Fatima’s successful conception soon makes headlines in the lesbian community and soon Fatima is knocking on Jack’s door with a string of willing customers for Jack’s “man milk” and at $10,000 a pop, he proceeds to take a succession of those infamous little blue pills better known as Viagra and then he just does some popping! Fatima’s girlfriend Alex (Dania Ramirez) initially fails to conceive having originally opted for artificial insemination. She now reluctantly turns to Jack but all this adds tension to the situation as Jack is still hooked on Fatima and Fatima still has feelings for him as well.
Just as he finally decides to throw in the towel for his impregnating business a teary eyed Italian woman Simona Bonasera (Monica Belluci) begs him to help her make her father (John Turturro) happy by making her pregnant. It turns out Simona is the daughter of an Italian mafia boss. Meanwhile Jack is served a summons to appear in front of a commission for the unethical practices he has been accused of and he is arrested pending the enquiry. Jack must now appear in front of this commission and prove his integrity despite the fact that his credibility is highly questionable in the public eye considering that he has been making lesbians pregnant, several women have now given birth to his babies and he has also apparently been associating with the mafia.
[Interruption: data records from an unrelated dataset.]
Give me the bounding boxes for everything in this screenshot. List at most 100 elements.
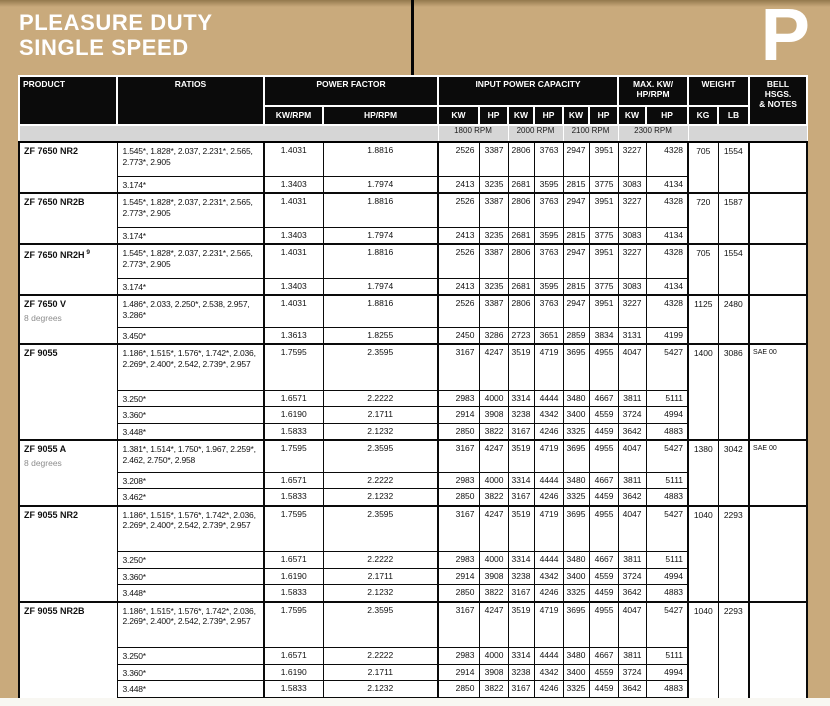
power-value-cell: 3227 — [617, 243, 647, 279]
weight-lb-cell: 2480 — [717, 294, 750, 345]
power-value-cell: 4883 — [645, 584, 689, 602]
bell-notes-cell: SAE 00 — [748, 439, 809, 506]
power-value-cell: 5427 — [645, 600, 689, 648]
power-value-cell: 3642 — [617, 488, 647, 506]
power-value-cell: 3235 — [478, 175, 509, 194]
power-value-cell: 4047 — [617, 343, 647, 391]
power-value-cell: 4459 — [588, 584, 619, 602]
bell-notes-cell — [748, 600, 809, 699]
spec-row: 3.250* 1.6571 2.2222 2983 4000 3314 4444 3480 46… — [19, 389, 807, 407]
spec-row: ZF 9055 1.186*, 1.515*, 1.576*, 1.742*, 2… — [18, 343, 809, 441]
power-value-cell: 3834 — [588, 326, 619, 345]
power-value-cell: 3811 — [617, 471, 647, 489]
power-factor-kw-cell: 1.4031 — [263, 192, 324, 228]
power-value-cell: 4047 — [617, 600, 647, 648]
power-value-cell: 3227 — [617, 294, 647, 328]
spec-row: 3.448* 1.5833 2.1232 2850 3822 3167 4246 3325 44… — [19, 680, 807, 700]
power-factor-kw-cell: 1.6190 — [263, 663, 324, 681]
power-value-cell: 4328 — [645, 243, 689, 279]
power-value-cell: 2914 — [437, 663, 480, 681]
power-factor-kw-cell: 1.3613 — [263, 326, 324, 345]
spec-row: 3.250* 1.6571 2.2222 2983 4000 3314 4444 3480 46… — [19, 551, 807, 569]
power-value-cell: 3763 — [533, 141, 564, 177]
power-value-cell: 2413 — [437, 277, 480, 296]
rpm-band-blank-right — [687, 124, 808, 143]
rpm-label-2300: 2300 RPM — [617, 124, 689, 143]
power-value-cell: 3325 — [562, 422, 590, 441]
power-value-cell: 4134 — [645, 226, 689, 245]
power-value-cell: 5111 — [645, 389, 689, 407]
product-cell: ZF 9055 A 8 degrees — [18, 439, 118, 506]
power-value-cell: 3724 — [617, 406, 647, 424]
power-value-cell: 4444 — [533, 471, 564, 489]
power-factor-hp-cell: 2.1232 — [322, 488, 439, 506]
power-value-cell: 5427 — [645, 504, 689, 552]
ratios-cell: 1.381*, 1.514*, 1.750*, 1.967, 2.259*, 2… — [116, 439, 265, 473]
power-value-cell: 3695 — [562, 439, 590, 473]
power-value-cell: 4000 — [478, 471, 509, 489]
power-value-cell: 4444 — [533, 551, 564, 569]
power-value-cell: 3325 — [562, 680, 590, 700]
rpm-band-blank-left — [18, 124, 439, 143]
power-value-cell: 3083 — [617, 226, 647, 245]
power-factor-hp-cell: 1.8816 — [322, 141, 439, 177]
power-value-cell: 4342 — [533, 406, 564, 424]
spec-row: 3.448* 1.5833 2.1232 2850 3822 3167 4246 3325 44… — [19, 584, 807, 602]
power-value-cell: 2850 — [437, 584, 480, 602]
power-value-cell: 3822 — [478, 422, 509, 441]
rpm-label-1800: 1800 RPM — [437, 124, 509, 143]
power-value-cell: 2413 — [437, 226, 480, 245]
product-name: ZF 7650 NR2B — [24, 197, 85, 207]
power-value-cell: 3642 — [617, 422, 647, 441]
power-value-cell: 4328 — [645, 192, 689, 228]
power-value-cell: 4000 — [478, 551, 509, 569]
weight-lb-cell: 2293 — [717, 504, 750, 602]
power-value-cell: 4199 — [645, 326, 689, 345]
power-factor-hp-cell: 2.1711 — [322, 567, 439, 585]
power-value-cell: 2914 — [437, 406, 480, 424]
power-value-cell: 3325 — [562, 488, 590, 506]
ratios-cell: 3.450* — [116, 326, 265, 345]
power-value-cell: 2413 — [437, 175, 480, 194]
power-factor-kw-cell: 1.5833 — [263, 680, 324, 700]
bell-notes-cell — [748, 294, 809, 345]
power-value-cell: 4459 — [588, 488, 619, 506]
power-factor-kw-cell: 1.7595 — [263, 504, 324, 552]
rpm-band: 1800 RPM 2000 RPM 2100 RPM 2300 RPM — [18, 124, 808, 143]
bell-notes-cell — [748, 192, 809, 245]
ratios-cell: 1.545*, 1.828*, 2.037, 2.231*, 2.565, 2.… — [116, 243, 265, 279]
col-header-ratios: RATIOS — [116, 75, 265, 126]
subheader-kw: KW — [507, 105, 536, 126]
bell-notes-cell: SAE 00 — [748, 343, 809, 441]
power-factor-hp-cell: 2.1711 — [322, 663, 439, 681]
power-value-cell: 3724 — [617, 663, 647, 681]
ratios-cell: 3.250* — [116, 647, 265, 665]
col-header-max-kw-hp: MAX. KW/ HP/RPM — [617, 75, 690, 107]
spec-row: ZF 7650 NR2B 1.545*, 1.828*, 2.037, 2.231… — [18, 192, 809, 245]
power-value-cell: 5111 — [645, 471, 689, 489]
power-value-cell: 2806 — [507, 243, 535, 279]
ratios-cell: 3.448* — [116, 422, 265, 441]
power-factor-kw-cell: 1.5833 — [263, 422, 324, 441]
subheader-hp: HP — [588, 105, 620, 126]
power-factor-hp-cell: 2.2222 — [322, 471, 439, 489]
power-value-cell: 4247 — [478, 504, 509, 552]
power-value-cell: 4994 — [645, 406, 689, 424]
power-factor-hp-cell: 1.7974 — [322, 226, 439, 245]
power-value-cell: 3167 — [507, 680, 535, 700]
power-value-cell: 4559 — [588, 663, 619, 681]
product-name: ZF 7650 NR2H 9 — [24, 249, 90, 260]
power-factor-hp-cell: 1.7974 — [322, 277, 439, 296]
spec-table: PRODUCT RATIOS POWER FACTOR INPUT POWER … — [18, 75, 809, 700]
power-value-cell: 4955 — [588, 504, 619, 552]
power-value-cell: 4883 — [645, 680, 689, 700]
power-value-cell: 4247 — [478, 600, 509, 648]
power-value-cell: 2723 — [507, 326, 535, 345]
footnote-ref: 9 — [84, 249, 90, 256]
power-value-cell: 2815 — [562, 226, 590, 245]
product-name: ZF 9055 A — [24, 444, 67, 454]
power-value-cell: 2815 — [562, 277, 590, 296]
power-value-cell: 3811 — [617, 551, 647, 569]
power-factor-kw-cell: 1.4031 — [263, 141, 324, 177]
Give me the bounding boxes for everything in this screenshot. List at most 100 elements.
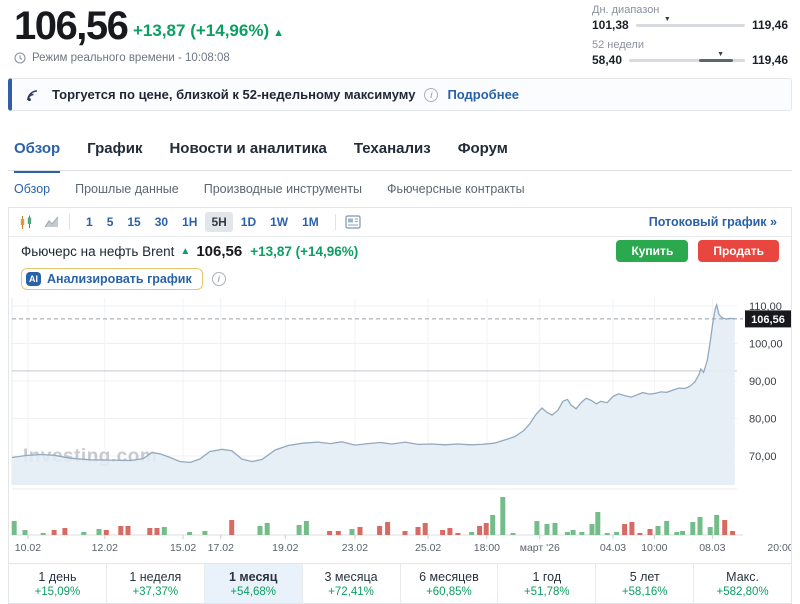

Anthony Mackie is the leading man and he portrays the driven, yet surprisingly vulnerable Jack Armstrong to perfection giving a very strong performance. Cameos from Woody Harrelson, Monica Belluci, John Turturro, Q-Tip, and Brian Dennehy all add to quality of the film. Jim Brown as Jack’s aging diabetes ridden father gives a particularly strong performance as highlighted in a scene that features a very heated argument between him and his wife, Jack’s mother, also excellently portrayed by Spike Lee regular Lonette McKee.
Spike Lee does a good job directing a movie that is at times funny, thought provoking, dramatic and also features a good twist on the sexual relations of men and women with the man literally being pimped out to the women. This is a film that has many concepts that should appeal to everyone and is definitely worth the ride to the cinema.